How to prevent too many checkpoints with run_clm.py?

I’m fine-tuning GPT-2 on a lot of data and ended up using all of my disk space on google drive. I’m not sure which args prevent too many checkpoints. Right now I’m getting a new checkpoint at every 500 example, but I’d like to avoid making so many checkpoints. At the very least only keep the best checkpoint.

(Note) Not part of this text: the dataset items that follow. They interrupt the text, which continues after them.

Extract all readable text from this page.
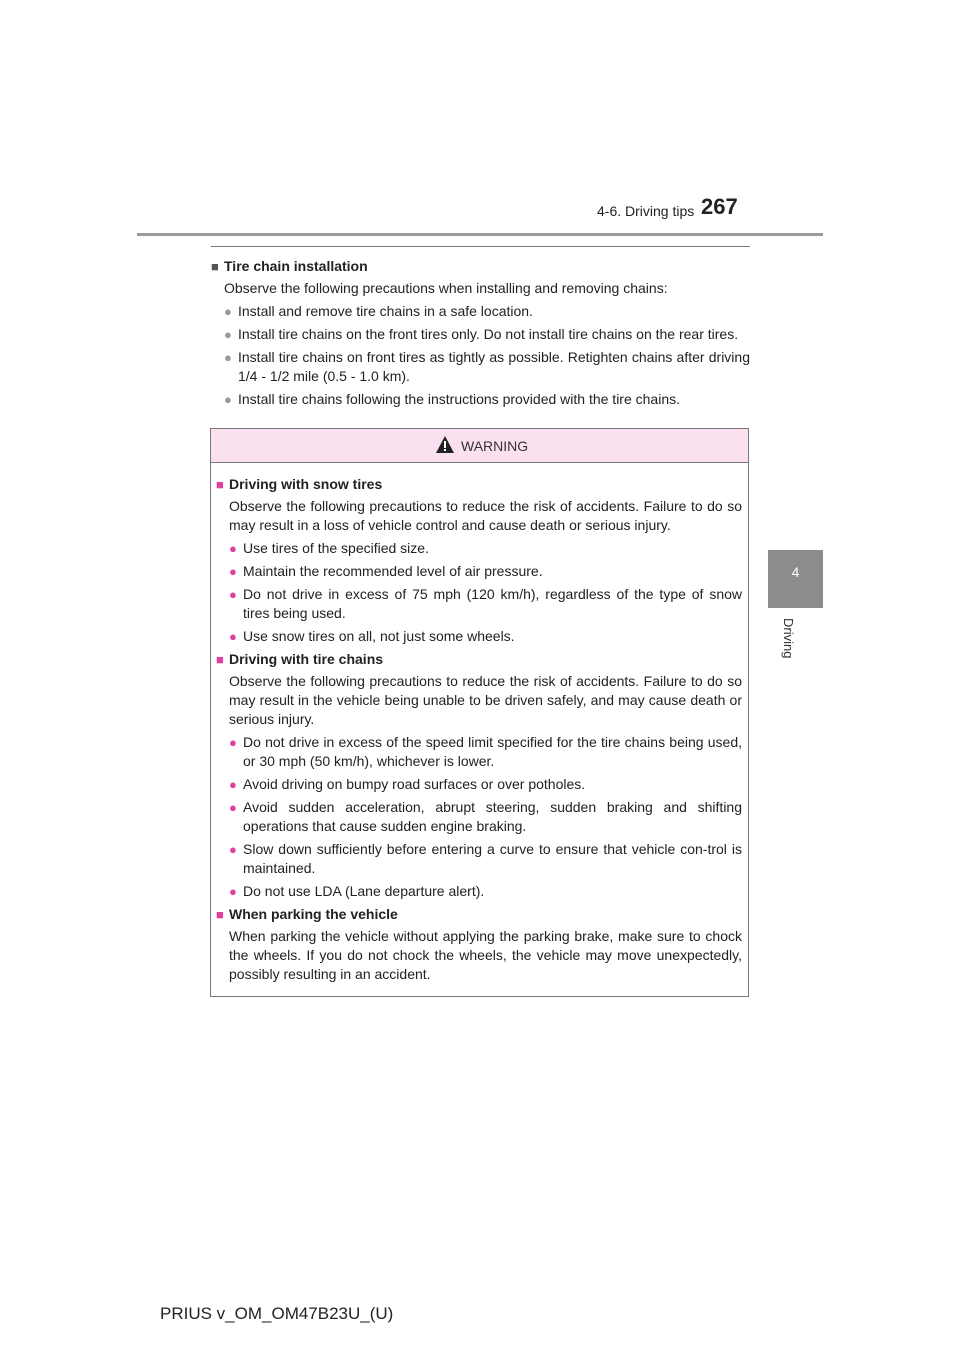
4-6. Driving tips 267
4
Driving
■ Tire chain installation
Observe the following precautions when installing and removing chains:
● Install and remove tire chains in a safe location.
● Install tire chains on the front tires only. Do not install tire chains on the rear tires.
● Install tire chains on front tires as tightly as possible. Retighten chains after driving 1/4 - 1/2 mile (0.5 - 1.0 km).
● Install tire chains following the instructions provided with the tire chains.
WARNING
■ Driving with snow tires
Observe the following precautions to reduce the risk of accidents. Failure to do so may result in a loss of vehicle control and cause death or serious injury.
● Use tires of the specified size.
● Maintain the recommended level of air pressure.
● Do not drive in excess of 75 mph (120 km/h), regardless of the type of snow tires being used.
● Use snow tires on all, not just some wheels.
■ Driving with tire chains
Observe the following precautions to reduce the risk of accidents. Failure to do so may result in the vehicle being unable to be driven safely, and may cause death or serious injury.
● Do not drive in excess of the speed limit specified for the tire chains being used, or 30 mph (50 km/h), whichever is lower.
● Avoid driving on bumpy road surfaces or over potholes.
● Avoid sudden acceleration, abrupt steering, sudden braking and shifting operations that cause sudden engine braking.
● Slow down sufficiently before entering a curve to ensure that vehicle con-trol is maintained.
● Do not use LDA (Lane departure alert).
■ When parking the vehicle
When parking the vehicle without applying the parking brake, make sure to chock the wheels. If you do not chock the wheels, the vehicle may move unexpectedly, possibly resulting in an accident.
PRIUS v_OM_OM47B23U_(U)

Next fine-tuning run I’ll be using the following code (waiting to re-gain access to colab GPU), but I’m not sure if it’ll prevent the additional checkpoints:

!python gpt-2/run_clm.py \
    --model_name_or_path gpt2 \
    --train_file alignment_texts_87606.csv \
    --do_train \
    --fp16 \
    --overwrite_cache \
    –-overwrite_output_dir \
    -–num_train_epochs 1 \
    --per_device_train_batch_size=2 \
    --output_dir gpt-2/tmp/alignment-texts-clm

I don’t think it will. I need something to limit the number of checkpoints. I don’t even know where the number 500 for each checkpoint comes from.

Thanks for the help!

You can use save_total_limit as an argument. Note that this will just delete older checkpoints, not necessarily the worst ones!

1 Like

How would I make sure to keep the best model?

You need to pass along --load_best_model_at_end then, so the Trainer keeps track of the best model and does not delete it.

1 Like

@sgugger @BramVanroy @JacquesThibs How can we implement lazy loading of data in RAM while training the model from scratch?